Yeah, so it sounds like you're trying to apply a "formula" for a situation where the variables are not defined correctly. It's better to try to understand the vector definition of Work, instead of trying to apply simplified formulas without understanding where they come from.

Have you had any introduction to vectors yet in your learning?

 

[erobz]

$$ W = \int \vec{F} \cdot d\vec{s}$$

 

[Orodruin]

Ok, so, from what I remember $\theta$? was the angle between the force and the object (meaning the angle at which I'm moving rhe object). So, horizontal movement would be a 0° angle and vertical would be 90°. It's been quite a while since I've studied physics, so I'm very rusty, but I was studying work today and I remember seeing this formula and it got me confused

You’ve got the angles backwards. To lift an object you apply a vertical force, not a horizontal one. The angle between force and displacement when lifting straight up is therefore zero.

 

[jonasrosa]

Yeah, so it sounds like you're trying to apply a "formula" for a situation where the variables are not defined correctly. It's better to try to understand the vector definition of Work, instead of trying to apply simplified formulas without understanding where they come from.

Have you had any introduction to vectors yet in your learning?

I have, but it was over 5 years ago. I am trying to understand what the formula means and why it doesn't apply on this situation or what am I misinterpreting, because once I realized this, it felt very weird

 

[jonasrosa]

You’ve got the angles backwards. To lift an object you apply a vertical force, not a horizontal one. The angle between force and displacement when lifting straight up is therefore zero.

Ok, I think I get it.
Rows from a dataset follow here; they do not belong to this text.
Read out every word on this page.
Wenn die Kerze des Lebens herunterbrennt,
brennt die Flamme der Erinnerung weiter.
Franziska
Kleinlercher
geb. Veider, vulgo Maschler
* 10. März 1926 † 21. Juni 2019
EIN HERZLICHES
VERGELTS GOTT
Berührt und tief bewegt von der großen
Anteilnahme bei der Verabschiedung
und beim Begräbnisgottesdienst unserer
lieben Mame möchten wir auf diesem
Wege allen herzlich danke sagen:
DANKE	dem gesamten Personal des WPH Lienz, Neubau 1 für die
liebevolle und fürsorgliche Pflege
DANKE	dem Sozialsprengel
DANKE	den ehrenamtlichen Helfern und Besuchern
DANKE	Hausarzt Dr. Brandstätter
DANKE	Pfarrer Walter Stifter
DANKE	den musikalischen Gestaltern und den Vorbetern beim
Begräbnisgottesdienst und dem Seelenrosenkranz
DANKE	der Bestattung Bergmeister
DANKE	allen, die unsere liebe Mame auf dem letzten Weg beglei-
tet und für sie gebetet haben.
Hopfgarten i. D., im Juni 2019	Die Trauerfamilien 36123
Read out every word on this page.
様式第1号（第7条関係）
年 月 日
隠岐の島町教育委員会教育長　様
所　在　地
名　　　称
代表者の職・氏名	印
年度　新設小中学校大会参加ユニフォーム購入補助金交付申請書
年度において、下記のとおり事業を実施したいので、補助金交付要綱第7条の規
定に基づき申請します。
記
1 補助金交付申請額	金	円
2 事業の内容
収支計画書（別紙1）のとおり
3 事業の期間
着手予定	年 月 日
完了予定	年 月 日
So, what matters is the angle of the force in relation to the movement? So, if I'm applying vertical force to move something vertically, the angle is 0 and if I apply horizontal force to move something horizontally, the angle is also 0?

 

[PeroK]

Ok, I think I get it. So, what matters is the angle of the force in relation to the movement? So, if I'm applying vertical force to move something vertically, the angle is 0 and if I apply horizontal force to move something horizontally, the angle is also 0?

Yes.

 

[jonasrosa]

Yes.

Ok, now it makes sense. Thanks a lot.

 

[russ_watters]

Ok, now it makes sense. Thanks a lot.

FYI, this would all be a lot clearer if you drew a diagram and labeled the force, direction of motion and angle.

 

[jonasrosa]

FYI, this would all be a lot clearer if you drew a diagram and labeled the force, direction of motion and angle.

Yes, probably. Didn't think of doing that. Thanks a lot

 

[bob012345]

Ok, I think I get it. So, what matters is the angle of the force in relation to the movement? So, if I'm applying vertical force to move something vertically, the angle is 0 and if I apply horizontal force to move something horizontally, the angle is also 0?

Also, realize that if the force is opposed to the motion such as a block is moving to the right but a force on it points to the left, the angle is 180° and the cosine is -1. That means the block is slowing down.